After the bench was out of the way, I put the bulkheads in while the hull was still hanging, then lowered it into V-shaped cradles and leveled it, using a string line pulled from stem to sternpost to make sure everything was in line. The hullsides were then pulled in tight using a series of Spanish windlasses, and epoxy was poured along the keel. Before I left it yesterday, I had made most of the keel fillets and tabbed in the bulkheads with small, partial fillets to hold them in position.

Monday, October 08, 2007

Making it Round

The mast is now finished, except for the final epoxy coating and sanding in preparation for paint.

It was fairly simple to take it from the square box-section after glue-up to the final round shape. I would have been done much sooner but had a lot of interruptions last week.

The first step in rounding the mast was to cut it down to 8 even sides. I did this by first laying out straight lines to divide it equally for the entire length of the mast. I then cut just outside the lines with a 7 1/4" circular saw set to a 45-degree angle. The final cut down to the 8-sided lines was done with a handheld power planer and then smoothed with a belt sander. The 8-sided spar is shown below:

After cutting the 8-sides, I first made and fitted the 4 hardwood rigging cleats, or "mast hounds" at the top of the mast. Then additional lines were drawn, laying out 16 even sides which were cut down the lines with the power plane. After this operation, the remaining 16 corners were flattened with the plane to 32 even sides, and from this stage the mast could be rounded by working these sides to round with a belt sander and the 6-inch orbital sander. I did all this on the bench where the mast was laminated, spending about a half a day on the shaping. The tools used are shown below: Power plane, belt sander, 6-inch random orbital sander, 5-inch random orbital sander, and block plane and sureform tool for areas where I couldn't use the power tools.

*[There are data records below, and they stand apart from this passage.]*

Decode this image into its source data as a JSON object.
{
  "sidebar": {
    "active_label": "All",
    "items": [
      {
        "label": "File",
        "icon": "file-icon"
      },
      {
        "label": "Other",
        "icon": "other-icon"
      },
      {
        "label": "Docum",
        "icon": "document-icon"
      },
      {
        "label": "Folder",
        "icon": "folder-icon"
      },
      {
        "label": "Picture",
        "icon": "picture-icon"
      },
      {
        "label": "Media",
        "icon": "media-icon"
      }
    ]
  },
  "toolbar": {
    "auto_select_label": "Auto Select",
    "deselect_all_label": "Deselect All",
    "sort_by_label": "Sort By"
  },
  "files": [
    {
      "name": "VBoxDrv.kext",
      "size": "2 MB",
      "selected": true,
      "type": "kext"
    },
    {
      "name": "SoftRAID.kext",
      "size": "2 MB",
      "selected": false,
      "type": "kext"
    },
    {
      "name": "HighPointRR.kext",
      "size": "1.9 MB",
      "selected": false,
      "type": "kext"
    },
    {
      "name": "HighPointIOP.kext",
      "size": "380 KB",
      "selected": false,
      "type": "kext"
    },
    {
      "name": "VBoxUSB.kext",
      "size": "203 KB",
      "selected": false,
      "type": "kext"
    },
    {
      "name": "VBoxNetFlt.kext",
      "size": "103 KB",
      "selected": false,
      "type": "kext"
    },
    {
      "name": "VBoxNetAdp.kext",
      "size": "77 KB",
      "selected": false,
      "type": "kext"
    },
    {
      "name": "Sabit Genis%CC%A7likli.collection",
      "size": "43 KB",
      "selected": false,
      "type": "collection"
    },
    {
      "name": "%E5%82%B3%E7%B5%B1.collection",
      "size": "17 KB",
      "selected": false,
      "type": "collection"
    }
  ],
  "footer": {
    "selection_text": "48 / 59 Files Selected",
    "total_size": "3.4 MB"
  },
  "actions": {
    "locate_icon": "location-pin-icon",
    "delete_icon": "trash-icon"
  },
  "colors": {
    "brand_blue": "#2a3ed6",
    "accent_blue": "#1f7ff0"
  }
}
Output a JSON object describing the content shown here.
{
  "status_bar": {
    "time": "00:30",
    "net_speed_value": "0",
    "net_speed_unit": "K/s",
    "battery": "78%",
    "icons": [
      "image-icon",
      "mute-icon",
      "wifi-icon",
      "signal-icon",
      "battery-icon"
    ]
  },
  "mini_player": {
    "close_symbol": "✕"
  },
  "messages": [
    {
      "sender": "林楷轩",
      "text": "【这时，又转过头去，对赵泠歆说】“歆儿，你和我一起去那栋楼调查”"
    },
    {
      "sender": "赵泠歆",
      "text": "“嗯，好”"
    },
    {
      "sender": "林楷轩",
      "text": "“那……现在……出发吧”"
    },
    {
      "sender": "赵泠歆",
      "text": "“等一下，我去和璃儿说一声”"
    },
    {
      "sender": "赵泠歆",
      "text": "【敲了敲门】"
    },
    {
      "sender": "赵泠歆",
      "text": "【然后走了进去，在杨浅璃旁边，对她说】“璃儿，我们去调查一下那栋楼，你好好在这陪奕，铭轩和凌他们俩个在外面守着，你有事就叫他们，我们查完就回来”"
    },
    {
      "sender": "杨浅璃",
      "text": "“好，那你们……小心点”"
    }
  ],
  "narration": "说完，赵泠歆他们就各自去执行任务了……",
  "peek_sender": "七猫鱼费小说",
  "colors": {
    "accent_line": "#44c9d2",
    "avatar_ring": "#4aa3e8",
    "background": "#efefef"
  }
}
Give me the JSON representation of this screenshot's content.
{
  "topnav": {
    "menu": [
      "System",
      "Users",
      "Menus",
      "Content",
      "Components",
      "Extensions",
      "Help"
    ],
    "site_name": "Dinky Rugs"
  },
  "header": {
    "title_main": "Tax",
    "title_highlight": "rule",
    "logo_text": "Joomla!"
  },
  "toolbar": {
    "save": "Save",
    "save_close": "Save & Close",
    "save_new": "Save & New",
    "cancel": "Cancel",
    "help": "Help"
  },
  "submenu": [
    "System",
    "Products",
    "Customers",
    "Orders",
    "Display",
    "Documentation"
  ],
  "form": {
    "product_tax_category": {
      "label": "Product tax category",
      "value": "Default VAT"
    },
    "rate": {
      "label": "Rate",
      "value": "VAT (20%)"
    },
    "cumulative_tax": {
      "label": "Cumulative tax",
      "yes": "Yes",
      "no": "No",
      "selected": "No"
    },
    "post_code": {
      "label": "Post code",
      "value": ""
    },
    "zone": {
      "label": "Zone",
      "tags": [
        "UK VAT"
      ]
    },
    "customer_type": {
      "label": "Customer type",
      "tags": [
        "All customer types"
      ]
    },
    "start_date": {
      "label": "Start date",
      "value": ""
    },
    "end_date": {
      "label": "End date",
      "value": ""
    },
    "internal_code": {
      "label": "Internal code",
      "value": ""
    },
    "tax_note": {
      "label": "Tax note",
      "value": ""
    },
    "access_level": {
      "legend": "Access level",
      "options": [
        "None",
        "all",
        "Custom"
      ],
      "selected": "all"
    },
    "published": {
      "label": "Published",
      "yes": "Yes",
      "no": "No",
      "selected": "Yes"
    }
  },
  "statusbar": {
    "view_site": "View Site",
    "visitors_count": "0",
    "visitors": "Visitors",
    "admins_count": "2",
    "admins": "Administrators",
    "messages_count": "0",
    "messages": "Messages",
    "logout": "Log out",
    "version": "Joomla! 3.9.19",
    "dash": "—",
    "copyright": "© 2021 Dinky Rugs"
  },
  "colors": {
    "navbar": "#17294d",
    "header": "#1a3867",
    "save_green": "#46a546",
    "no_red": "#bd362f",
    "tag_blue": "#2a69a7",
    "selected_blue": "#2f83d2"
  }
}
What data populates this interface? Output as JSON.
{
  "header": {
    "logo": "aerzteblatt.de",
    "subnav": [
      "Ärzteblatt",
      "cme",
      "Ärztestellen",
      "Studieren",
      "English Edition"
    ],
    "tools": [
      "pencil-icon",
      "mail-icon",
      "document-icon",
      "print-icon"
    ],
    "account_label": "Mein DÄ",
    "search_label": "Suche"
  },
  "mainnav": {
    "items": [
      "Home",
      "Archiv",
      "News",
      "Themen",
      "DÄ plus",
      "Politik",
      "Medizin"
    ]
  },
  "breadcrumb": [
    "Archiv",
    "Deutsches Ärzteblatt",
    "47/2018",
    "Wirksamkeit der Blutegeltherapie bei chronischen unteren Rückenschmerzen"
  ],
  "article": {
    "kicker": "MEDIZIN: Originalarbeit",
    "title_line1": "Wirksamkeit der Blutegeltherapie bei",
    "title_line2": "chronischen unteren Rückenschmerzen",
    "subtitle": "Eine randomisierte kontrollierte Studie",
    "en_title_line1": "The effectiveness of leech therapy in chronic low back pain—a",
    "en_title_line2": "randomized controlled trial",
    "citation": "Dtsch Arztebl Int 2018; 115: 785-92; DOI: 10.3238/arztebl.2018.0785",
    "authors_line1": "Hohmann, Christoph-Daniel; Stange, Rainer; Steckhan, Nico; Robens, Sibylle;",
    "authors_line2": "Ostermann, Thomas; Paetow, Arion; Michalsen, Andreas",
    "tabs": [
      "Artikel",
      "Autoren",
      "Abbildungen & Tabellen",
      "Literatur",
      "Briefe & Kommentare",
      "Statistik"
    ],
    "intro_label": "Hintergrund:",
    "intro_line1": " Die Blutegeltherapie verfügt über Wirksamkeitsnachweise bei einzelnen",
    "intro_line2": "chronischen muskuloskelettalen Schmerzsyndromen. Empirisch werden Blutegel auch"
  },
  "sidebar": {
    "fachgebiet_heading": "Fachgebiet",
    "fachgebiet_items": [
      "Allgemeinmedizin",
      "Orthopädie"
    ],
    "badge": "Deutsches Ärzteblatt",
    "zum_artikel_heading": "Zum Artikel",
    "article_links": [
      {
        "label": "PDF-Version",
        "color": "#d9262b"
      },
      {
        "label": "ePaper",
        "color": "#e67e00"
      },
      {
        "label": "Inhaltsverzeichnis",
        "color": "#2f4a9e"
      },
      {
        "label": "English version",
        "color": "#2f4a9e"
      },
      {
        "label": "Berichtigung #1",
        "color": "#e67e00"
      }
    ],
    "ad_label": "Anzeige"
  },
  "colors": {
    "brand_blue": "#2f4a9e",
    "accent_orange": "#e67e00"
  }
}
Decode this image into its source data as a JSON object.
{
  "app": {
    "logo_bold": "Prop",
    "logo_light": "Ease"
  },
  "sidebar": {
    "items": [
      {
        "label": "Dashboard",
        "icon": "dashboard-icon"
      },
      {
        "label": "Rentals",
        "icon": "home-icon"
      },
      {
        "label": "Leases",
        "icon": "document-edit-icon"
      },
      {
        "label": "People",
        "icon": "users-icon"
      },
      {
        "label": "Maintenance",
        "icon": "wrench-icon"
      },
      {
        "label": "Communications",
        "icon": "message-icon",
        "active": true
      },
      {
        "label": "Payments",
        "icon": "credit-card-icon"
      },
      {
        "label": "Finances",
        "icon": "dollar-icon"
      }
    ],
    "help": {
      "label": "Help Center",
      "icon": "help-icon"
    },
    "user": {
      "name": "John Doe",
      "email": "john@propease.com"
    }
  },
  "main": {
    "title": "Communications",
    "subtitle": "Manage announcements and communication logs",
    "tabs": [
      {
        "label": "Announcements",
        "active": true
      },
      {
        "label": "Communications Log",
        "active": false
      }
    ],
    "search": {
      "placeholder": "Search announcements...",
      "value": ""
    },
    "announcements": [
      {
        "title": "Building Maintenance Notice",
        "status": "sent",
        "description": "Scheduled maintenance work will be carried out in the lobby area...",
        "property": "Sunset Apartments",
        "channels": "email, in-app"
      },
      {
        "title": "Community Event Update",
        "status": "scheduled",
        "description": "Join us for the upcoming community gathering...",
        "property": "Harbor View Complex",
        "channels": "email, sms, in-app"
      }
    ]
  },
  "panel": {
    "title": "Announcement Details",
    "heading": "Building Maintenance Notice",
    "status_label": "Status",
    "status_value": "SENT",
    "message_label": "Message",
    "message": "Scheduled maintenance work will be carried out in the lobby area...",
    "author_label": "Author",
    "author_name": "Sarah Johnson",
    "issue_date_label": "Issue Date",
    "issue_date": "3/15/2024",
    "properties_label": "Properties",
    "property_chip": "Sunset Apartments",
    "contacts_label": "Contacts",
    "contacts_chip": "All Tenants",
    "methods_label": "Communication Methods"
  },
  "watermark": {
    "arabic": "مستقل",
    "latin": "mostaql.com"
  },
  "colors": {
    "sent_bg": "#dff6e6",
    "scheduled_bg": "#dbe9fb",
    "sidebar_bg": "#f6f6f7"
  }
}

At the base of the mast I decided to leave the part where the mast is solid 8-sided. I like the way it transitions into round, and it will make it easier to install such hardware as the halyard rope clutches. The wiring conduit is shown where it exits the sidewall. There is one on each side.

Today I moved the finished mast out in the open and applied the first sealing coat of epoxy. The workbench is now free and I have the keel for the second hull scarfed and clamped on it now. When that cures, I will begin the process of wiring the second hull together, then suspend it from the rafters while I tear out the bench to make room for cradles to lower the hull in so I can begin construction.